"But if Mr. Westmacott's disappointment threatens to overwhelm him," he snapped, very tartly, "I am his humble servant, and he may call upon me to see that he's not robbed of the exercise he came to take."
Mr. Wilding set a restraining hand upon Trenchard's arm.
Westmacott turned to him, the sneer, however, gone from his face.
"I have no quarrel with you, sir," said he, with an uneasy assumption of dignity.
"It's a want that may be soon supplied," answered Trenchard briskly, and, as he afterwards confessed, had not Wilding checked him at that moment, he had thrown his hat in Richard's face.
It was Vallancey who saved the situation, cursing in his heart the bearing of his principal.
"Mr. Wilding," said he, "this is very handsome in you. You are of the happy few who may tender such an apology without reflection upon your courage."
Mr. Wilding made him a leg very elegantly. "You are vastly kind, sir," said he.

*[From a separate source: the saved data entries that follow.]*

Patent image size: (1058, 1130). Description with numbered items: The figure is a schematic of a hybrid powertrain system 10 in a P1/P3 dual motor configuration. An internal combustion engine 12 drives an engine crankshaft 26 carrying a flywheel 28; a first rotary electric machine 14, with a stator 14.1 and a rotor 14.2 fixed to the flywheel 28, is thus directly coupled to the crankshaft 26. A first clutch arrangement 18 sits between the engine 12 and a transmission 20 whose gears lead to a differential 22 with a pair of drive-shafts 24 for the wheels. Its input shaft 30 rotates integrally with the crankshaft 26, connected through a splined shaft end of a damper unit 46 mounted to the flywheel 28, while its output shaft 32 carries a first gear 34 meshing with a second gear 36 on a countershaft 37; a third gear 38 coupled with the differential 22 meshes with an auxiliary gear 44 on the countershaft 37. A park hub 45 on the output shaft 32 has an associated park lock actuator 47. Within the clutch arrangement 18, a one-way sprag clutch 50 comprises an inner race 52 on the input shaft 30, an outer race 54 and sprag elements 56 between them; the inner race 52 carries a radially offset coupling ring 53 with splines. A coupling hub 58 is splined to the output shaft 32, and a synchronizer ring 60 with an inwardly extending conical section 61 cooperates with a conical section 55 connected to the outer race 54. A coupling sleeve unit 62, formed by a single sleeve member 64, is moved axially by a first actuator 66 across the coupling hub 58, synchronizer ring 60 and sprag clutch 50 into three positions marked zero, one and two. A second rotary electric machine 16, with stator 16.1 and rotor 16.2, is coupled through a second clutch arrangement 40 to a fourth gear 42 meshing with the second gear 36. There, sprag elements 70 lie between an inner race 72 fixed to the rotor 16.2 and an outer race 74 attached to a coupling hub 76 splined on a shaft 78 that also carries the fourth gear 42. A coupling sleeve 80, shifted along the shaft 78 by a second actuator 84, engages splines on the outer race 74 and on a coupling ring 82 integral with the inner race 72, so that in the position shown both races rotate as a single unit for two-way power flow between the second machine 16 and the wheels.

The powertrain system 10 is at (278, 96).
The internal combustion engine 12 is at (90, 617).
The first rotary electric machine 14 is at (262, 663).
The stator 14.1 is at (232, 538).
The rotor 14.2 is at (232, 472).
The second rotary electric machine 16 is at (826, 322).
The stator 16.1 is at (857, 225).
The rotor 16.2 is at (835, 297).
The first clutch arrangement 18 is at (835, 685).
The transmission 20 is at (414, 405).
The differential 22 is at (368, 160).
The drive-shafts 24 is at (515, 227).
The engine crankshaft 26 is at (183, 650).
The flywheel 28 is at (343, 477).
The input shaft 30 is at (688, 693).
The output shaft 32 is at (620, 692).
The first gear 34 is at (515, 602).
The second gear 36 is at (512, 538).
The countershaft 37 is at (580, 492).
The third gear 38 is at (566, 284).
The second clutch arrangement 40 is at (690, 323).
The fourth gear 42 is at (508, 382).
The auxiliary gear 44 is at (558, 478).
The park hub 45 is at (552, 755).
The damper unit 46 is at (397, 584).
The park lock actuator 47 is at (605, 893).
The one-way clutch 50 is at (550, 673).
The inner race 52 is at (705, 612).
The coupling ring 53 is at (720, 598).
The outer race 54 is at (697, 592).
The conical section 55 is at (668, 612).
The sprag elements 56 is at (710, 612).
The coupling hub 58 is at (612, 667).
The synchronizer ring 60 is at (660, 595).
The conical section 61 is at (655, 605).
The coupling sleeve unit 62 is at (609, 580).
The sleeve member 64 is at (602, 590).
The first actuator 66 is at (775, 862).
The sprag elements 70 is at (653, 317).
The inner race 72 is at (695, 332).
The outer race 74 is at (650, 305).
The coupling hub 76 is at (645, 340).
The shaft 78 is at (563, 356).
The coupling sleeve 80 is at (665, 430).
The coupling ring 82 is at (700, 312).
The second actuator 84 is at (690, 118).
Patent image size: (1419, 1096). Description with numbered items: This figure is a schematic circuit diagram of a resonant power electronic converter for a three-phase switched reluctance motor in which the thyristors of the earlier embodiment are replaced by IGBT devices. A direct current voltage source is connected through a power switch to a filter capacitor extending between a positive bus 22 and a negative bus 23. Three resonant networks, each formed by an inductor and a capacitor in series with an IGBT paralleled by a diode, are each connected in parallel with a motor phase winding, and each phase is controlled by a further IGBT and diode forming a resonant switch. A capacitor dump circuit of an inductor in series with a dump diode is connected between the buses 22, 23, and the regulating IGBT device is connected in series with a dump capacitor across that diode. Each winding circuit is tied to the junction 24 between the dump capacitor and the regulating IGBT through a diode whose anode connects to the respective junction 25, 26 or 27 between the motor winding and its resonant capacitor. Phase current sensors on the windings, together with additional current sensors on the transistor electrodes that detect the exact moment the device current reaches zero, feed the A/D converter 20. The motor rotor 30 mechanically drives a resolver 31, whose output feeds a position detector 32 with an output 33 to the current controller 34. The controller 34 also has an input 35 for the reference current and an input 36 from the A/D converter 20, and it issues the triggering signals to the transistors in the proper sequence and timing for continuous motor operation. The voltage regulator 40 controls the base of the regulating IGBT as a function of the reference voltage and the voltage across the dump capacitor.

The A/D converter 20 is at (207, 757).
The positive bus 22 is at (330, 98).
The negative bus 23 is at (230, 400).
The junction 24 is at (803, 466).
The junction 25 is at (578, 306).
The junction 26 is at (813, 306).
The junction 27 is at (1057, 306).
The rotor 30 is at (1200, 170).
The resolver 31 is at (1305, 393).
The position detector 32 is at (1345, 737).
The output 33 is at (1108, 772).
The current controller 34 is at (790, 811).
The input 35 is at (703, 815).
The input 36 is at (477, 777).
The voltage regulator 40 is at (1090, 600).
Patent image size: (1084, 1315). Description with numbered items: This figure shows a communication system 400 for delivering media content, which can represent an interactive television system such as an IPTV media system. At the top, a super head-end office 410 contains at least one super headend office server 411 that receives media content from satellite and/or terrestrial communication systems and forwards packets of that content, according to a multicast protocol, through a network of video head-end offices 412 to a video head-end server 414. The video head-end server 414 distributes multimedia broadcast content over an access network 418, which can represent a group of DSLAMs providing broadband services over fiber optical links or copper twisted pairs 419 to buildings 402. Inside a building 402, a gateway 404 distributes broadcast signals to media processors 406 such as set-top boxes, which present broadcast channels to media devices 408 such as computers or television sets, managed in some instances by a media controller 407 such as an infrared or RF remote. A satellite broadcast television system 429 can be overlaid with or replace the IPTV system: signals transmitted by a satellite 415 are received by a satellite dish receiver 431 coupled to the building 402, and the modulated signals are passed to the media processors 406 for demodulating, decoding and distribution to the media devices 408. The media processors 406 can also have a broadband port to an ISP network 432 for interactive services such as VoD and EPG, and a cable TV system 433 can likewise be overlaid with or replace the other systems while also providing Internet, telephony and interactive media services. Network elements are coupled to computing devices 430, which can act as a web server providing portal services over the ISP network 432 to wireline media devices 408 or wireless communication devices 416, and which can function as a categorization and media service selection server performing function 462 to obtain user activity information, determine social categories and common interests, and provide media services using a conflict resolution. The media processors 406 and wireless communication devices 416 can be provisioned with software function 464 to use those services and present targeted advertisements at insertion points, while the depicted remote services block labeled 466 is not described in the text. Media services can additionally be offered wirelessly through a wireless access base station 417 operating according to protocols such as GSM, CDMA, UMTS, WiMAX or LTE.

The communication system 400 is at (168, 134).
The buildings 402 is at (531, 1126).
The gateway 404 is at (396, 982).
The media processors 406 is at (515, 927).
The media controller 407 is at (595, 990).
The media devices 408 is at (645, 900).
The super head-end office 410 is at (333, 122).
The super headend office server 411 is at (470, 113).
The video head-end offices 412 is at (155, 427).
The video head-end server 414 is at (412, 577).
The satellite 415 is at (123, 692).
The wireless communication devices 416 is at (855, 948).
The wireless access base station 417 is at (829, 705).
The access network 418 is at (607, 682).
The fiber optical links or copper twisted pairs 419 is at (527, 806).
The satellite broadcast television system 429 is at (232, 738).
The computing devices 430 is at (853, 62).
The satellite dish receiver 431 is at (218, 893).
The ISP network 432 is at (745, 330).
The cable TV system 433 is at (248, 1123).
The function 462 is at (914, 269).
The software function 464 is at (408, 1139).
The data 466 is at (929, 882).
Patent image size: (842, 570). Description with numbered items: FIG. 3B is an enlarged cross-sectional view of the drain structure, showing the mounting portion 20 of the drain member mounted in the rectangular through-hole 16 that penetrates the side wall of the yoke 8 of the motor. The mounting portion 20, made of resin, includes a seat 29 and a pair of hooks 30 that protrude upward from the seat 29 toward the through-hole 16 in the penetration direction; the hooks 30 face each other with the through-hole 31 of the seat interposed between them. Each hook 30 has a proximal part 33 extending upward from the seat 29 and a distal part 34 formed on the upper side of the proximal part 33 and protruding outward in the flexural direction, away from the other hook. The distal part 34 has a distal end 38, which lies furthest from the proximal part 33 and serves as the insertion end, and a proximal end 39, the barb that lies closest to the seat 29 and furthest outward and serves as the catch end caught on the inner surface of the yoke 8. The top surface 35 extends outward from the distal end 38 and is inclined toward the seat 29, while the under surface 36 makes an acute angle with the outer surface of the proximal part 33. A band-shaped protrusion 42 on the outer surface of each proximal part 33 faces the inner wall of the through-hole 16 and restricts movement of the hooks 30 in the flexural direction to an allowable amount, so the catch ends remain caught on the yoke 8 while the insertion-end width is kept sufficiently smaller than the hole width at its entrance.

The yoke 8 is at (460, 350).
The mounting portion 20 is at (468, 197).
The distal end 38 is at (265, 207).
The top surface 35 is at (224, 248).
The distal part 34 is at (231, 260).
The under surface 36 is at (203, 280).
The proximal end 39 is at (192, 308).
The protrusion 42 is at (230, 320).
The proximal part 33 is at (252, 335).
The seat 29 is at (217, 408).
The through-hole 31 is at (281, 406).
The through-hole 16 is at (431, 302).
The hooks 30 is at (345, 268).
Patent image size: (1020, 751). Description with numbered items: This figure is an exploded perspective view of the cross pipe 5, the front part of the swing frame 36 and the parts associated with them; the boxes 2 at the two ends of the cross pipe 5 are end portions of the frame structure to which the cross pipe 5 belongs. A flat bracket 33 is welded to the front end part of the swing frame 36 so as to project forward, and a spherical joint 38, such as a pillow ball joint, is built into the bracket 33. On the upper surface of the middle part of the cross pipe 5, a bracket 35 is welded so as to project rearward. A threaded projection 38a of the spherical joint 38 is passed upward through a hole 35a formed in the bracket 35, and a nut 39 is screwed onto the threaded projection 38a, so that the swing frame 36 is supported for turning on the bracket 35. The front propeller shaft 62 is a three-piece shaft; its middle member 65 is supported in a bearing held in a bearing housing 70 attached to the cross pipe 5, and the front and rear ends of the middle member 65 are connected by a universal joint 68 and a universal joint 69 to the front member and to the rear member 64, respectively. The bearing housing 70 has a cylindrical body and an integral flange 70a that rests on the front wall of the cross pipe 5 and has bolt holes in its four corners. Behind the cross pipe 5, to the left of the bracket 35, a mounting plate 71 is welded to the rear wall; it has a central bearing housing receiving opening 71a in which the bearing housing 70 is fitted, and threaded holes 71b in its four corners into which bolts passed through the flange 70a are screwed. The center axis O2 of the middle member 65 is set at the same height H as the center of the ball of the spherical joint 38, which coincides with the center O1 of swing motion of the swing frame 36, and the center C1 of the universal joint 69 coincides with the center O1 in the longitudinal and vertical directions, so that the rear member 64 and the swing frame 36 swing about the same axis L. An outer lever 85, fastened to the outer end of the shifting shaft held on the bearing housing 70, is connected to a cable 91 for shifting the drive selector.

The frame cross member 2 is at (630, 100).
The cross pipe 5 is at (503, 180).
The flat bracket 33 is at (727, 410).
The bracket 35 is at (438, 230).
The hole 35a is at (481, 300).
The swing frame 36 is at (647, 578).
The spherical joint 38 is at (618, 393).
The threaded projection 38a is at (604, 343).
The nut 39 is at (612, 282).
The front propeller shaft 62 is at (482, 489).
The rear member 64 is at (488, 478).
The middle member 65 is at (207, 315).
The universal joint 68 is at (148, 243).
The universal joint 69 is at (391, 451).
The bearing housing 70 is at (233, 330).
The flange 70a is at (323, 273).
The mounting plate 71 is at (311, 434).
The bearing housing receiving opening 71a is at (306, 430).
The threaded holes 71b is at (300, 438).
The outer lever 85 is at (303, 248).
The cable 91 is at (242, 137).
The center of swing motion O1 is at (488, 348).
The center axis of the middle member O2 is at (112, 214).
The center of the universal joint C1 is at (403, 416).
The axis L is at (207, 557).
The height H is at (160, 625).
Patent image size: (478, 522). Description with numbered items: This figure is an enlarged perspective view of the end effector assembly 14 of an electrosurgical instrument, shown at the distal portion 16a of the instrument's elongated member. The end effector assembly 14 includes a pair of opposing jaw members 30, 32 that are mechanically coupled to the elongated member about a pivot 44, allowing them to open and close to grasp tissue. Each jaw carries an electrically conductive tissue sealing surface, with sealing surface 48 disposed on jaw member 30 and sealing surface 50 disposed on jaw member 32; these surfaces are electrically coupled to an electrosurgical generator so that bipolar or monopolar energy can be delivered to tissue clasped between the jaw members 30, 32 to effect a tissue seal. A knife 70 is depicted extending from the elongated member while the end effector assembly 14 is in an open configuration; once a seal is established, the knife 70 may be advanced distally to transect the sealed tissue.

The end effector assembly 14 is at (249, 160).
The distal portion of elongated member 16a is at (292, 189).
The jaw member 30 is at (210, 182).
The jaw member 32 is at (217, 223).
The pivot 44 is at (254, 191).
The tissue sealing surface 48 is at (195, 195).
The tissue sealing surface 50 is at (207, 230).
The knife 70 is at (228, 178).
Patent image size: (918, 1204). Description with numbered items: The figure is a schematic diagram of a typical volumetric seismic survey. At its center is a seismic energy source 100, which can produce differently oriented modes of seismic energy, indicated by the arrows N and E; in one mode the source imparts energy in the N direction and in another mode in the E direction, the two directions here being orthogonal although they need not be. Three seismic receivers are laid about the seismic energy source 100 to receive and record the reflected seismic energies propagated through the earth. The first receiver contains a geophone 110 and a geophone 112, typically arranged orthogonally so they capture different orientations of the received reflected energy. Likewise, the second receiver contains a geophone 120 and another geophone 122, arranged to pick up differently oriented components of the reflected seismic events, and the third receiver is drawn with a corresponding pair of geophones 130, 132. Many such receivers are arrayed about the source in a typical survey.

"You have given Mr. Westmacott the fullest satisfaction, and it is with an increased respect for you--if that were possible--that I acknowledge it on my friend's behalf."
"You are, sir, a very mirror of the elegancies," said Mr. Wilding, and Vallancey wondered was he being laughed at. Whether he was or not, he conceived that he had done the only seemly thing. He had made handsome acknowledgment of a handsome apology, stung to it by the currishness of Richard.
And there the matter ended, despite Trenchard's burning eagerness to carry it himself to a different consummation. Wilding prevailed upon him, and withdrew him from the field. But as they rode back to Zoyland Chase the old rake was bitter in his inveighings against Wilding's folly and weakness.
"I pray Heaven," he kept repeating, "that it may not come to cost you dear."
"Have done," said Mr. Wilding, a trifle out of patience. "Could I wed the sister having slain the brother?"
And Trenchard, understanding at last, accounted himself a numskull that he had not understood before. But he none the less deemed it a pity Richard had been spared.